There's been some recent speculation, of course, that the the polls are skewing Republican because pollsters can't get in contact with young voters who don't have landlines. But in Colorado this year, there's something else that's even harder for the pollsters to account for: the potential effect of the disparities in the two candidates' ground games. Canvassing and get-out-the-vote efforts are what win close elections, and it's hard to do either without a whole lot of paid staffers and volunteers. While it's difficult to get numbers on just how many people the Obama and McCain campaigns have working for them in Colorado, the number of field offices that the campaigns have established just might be decent proxy. By that measure, Obama is winning hands-down. The Obama campaign website lists 33 offices in the state. McCain's lists only 9.

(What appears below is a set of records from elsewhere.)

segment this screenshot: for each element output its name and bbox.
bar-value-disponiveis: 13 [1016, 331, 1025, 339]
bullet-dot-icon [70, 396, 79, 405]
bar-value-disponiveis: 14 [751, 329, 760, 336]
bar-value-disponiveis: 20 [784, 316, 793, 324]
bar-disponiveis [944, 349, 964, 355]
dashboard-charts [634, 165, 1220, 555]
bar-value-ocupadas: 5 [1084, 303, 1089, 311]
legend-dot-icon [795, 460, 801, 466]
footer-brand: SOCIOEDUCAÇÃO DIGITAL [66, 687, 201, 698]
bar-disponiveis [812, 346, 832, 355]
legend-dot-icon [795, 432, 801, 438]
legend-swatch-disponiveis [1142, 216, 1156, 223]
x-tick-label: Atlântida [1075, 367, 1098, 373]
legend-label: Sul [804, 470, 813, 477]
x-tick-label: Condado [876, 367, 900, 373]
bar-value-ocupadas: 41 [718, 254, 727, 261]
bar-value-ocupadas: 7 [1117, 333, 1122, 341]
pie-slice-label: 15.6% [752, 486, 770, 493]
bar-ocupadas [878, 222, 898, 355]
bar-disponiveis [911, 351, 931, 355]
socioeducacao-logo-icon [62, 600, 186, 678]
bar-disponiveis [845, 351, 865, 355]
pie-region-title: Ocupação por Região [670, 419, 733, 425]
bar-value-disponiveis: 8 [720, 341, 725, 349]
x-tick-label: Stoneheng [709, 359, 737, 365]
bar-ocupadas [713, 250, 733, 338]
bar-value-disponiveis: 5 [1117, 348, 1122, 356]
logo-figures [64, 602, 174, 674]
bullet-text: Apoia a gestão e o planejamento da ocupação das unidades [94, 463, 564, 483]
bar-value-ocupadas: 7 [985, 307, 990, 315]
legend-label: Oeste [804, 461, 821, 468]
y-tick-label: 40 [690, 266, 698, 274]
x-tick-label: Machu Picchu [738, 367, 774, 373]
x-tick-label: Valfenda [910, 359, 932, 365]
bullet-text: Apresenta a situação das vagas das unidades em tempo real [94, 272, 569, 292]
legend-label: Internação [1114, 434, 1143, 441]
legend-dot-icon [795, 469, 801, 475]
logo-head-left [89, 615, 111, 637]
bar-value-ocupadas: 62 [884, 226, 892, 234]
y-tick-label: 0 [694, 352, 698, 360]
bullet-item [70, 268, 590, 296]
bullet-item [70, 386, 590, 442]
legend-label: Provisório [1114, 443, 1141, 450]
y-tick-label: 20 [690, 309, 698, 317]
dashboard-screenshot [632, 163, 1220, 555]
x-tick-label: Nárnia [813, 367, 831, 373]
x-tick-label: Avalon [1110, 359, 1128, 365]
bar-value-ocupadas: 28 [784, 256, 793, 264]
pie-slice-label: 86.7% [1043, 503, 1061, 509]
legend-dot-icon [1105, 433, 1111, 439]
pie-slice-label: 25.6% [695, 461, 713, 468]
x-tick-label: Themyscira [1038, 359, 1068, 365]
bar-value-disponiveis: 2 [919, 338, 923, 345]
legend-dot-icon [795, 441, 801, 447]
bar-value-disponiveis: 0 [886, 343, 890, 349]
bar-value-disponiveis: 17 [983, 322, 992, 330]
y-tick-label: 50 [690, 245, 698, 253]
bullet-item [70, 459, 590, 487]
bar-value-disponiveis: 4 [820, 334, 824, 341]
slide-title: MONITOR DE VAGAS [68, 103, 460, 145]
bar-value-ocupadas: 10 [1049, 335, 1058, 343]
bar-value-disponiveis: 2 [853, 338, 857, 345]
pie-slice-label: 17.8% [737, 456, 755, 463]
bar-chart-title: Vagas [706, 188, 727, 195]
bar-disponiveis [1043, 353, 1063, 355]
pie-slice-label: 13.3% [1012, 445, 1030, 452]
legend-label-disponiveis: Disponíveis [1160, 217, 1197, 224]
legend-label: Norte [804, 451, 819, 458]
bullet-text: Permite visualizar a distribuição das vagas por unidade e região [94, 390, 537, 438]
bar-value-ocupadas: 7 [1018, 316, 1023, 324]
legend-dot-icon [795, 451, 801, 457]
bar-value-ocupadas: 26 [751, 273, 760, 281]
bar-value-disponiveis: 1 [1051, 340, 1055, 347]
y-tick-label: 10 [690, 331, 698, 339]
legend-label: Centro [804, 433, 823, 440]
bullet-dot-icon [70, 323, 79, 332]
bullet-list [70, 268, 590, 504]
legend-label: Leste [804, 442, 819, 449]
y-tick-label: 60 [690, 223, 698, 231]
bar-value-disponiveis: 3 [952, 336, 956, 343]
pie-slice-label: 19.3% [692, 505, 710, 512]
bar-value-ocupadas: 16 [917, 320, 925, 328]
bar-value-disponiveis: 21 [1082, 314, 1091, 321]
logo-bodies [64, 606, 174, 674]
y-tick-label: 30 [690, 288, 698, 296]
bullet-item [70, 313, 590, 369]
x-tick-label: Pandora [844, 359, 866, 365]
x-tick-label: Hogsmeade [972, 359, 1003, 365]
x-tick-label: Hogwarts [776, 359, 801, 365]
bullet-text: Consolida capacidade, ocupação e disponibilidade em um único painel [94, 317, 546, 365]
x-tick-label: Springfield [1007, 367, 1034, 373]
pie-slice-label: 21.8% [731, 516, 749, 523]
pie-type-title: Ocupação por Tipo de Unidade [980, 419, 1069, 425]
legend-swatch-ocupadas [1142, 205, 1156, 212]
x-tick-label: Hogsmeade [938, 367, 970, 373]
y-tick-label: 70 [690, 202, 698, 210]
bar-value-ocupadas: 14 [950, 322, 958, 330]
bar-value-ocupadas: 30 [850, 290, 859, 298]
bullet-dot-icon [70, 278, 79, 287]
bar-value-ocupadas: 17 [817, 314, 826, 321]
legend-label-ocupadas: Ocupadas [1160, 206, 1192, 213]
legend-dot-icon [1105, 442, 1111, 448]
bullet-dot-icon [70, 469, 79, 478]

Perhaps more telling is the geographic distribution of offices. Obama has them in every part of the state besides the sparsely-populated, heavily-Republican eastern plains. Except for an office in Grand Junction (and one that just opened in Eagle county but isn't up on the website yet), the McCain campaign has limited itself to the Front Range.
There are a few other unofficial McCain offices set up by local Republican parties on the West Slope. But Sean Quinn of fivethirtyeight.com, who went on a field-organizing tour of the area about a week ago, reports finding many of them closed. It all points to a pretty big disparity in on-the-ground resources, especially in the rural parts of the state. How much of a difference will this make? Since the polls won't really tell us, we're going to have to wait another 34 days to find out.